An ordinary word in your ear

Photo: Getty Images
Photo: Getty Images
A lockdown habit I’ve kept, as I walk along the lake track each day, is to take a camera snap of the expanse of beach at the start and the turning point, and send it to extraordinary friends in exotic places - Luggate, Wellington, Melbourne, writes columnist Liz Breslin.

Liz Breslin
Liz Breslin

At the start, and/or at the end, I stand to the right of a parking bay and capture the mountains and the lake without people or trees, and at the turning point I stand by Emma’s sister’s stone bench and snap.

This week I learned a new word while walking and snapping. It came to me in a circuitous kind of way, via Oakland, Melbourne and Paris, as I listened to a podcast, as I walked, headphones in, because we’re back, now, on track, to cars louder than birds.

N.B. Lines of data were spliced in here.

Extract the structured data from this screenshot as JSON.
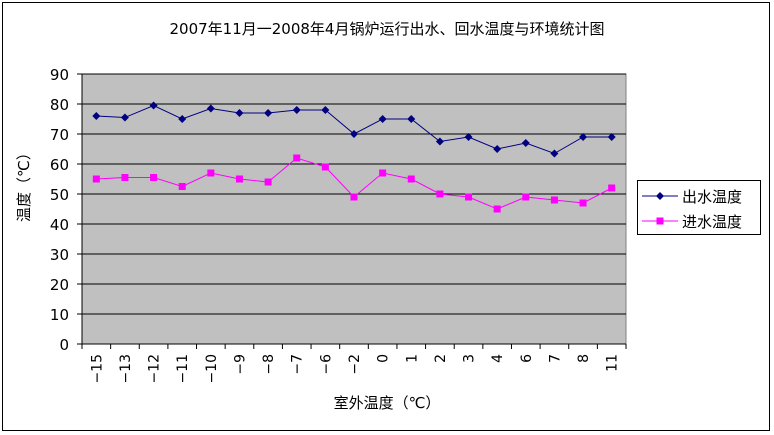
{
  "chart_data": {
    "type": "line",
    "title": "2007年11月一2008年4月锅炉运行出水、回水温度与环境统计图",
    "xlabel": "室外温度（℃）",
    "ylabel": "温度（℃）",
    "ylim": [
      0,
      90
    ],
    "yticks": [
      0,
      10,
      20,
      30,
      40,
      50,
      60,
      70,
      80,
      90
    ],
    "categories": [
      "-15",
      "-13",
      "-12",
      "-11",
      "-10",
      "-9",
      "-8",
      "-7",
      "-6",
      "-2",
      "0",
      "1",
      "2",
      "3",
      "4",
      "6",
      "7",
      "8",
      "11"
    ],
    "series": [
      {
        "name": "出水温度",
        "color": "#000080",
        "marker": "diamond",
        "values": [
          76,
          75.5,
          79.5,
          75,
          78.5,
          77,
          77,
          78,
          78,
          70,
          75,
          75,
          67.5,
          69,
          65,
          67,
          63.5,
          69,
          69
        ]
      },
      {
        "name": "进水温度",
        "color": "#ff00ff",
        "marker": "square",
        "values": [
          55,
          55.5,
          55.5,
          52.5,
          57,
          55,
          54,
          62,
          59,
          49,
          57,
          55,
          50,
          49,
          45,
          49,
          48,
          47,
          52
        ]
      }
    ],
    "grid": true,
    "plot_background": "#c0c0c0",
    "legend_position": "right"
  }
}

Sticking to the tracks is sometimes a thing. Following the orange Doc arrows can be a source of comfort, of measurement, of progress, and it’s easy to get into the same grooves on a home walk. Also, it’s boggy as muck when I try to make the lake-side way home.

It’s easy, convenient, to stay in line and tell a story. To stay on track and snap.

As I walked, headphones in, Jenny Odell described for the Melbourne Writers Festival how Georges Perec sat outside a different cafe for three days in a row in Paris’ Place Saint-Sulpice, noting the minutia of the everyday that may have been otherwise unremarkable and unremarked. It’s what he called infraordinary.

I have been dreaming since of the infraordinary pleasures of Paris as I know it. Double sugar cubes wrapped next to a tiny espresso cup. The look and the crush and the clank of feet on the holed metal steps of the Eiffel Tower. Gum marks tiny on wide avenues.

Dreaming makes me miss things, and miss things. Thinking about the infraordinary over a few days and a few walks, this happened. I started taking photos of other parts of my walk. A lawn with shadows and lake steam. A toetoe in the dusk. A black rock, a pink hill. None of them hero shots. I sent them to Luggate, Wellington, Melbourne. It’s all connected and I want to connect.

I snapped at blackbirds, gravel flashes, accidental driftwood bridges. And then I put my phone away.

This might have had something to do with something Jenny Odell said about not only noticing that it is all connected, but noticing how it’s all connected. Though I’m not sure I noticed this point properly in my ears, being distracted by a dog and their jogger and how they both ran the same.

I like the way this new word, this new thing, the infraordinary, works against the exhortations of the Dead Poets and Living Wellness Societies of seizing all the days and making everything extraordinary and extraordinarily broadcasted. I like the way the word ordinary itself is connected to the double wrapped sugar by the fact that they both have French roots. The ordinary is the regulatory. The extra- is the currency of making it all count. The infra-, then, is some kind of sliding under the radar of rule, some kind of redirection of attention at the base of it all.

I have not read, yet, Jenny Odell’s book about How to Do Nothing, because I have been unbusier and unbusier doing more of nothing, but I notice, now, how something is nothing is everything as I walk. And the irony, that it takes a voice via Oakland, Paris and Melbourne, that it takes the reach of all the socials of media, to remind myself to notice the infra-ordinary, is as delicious as the laughter of ducks.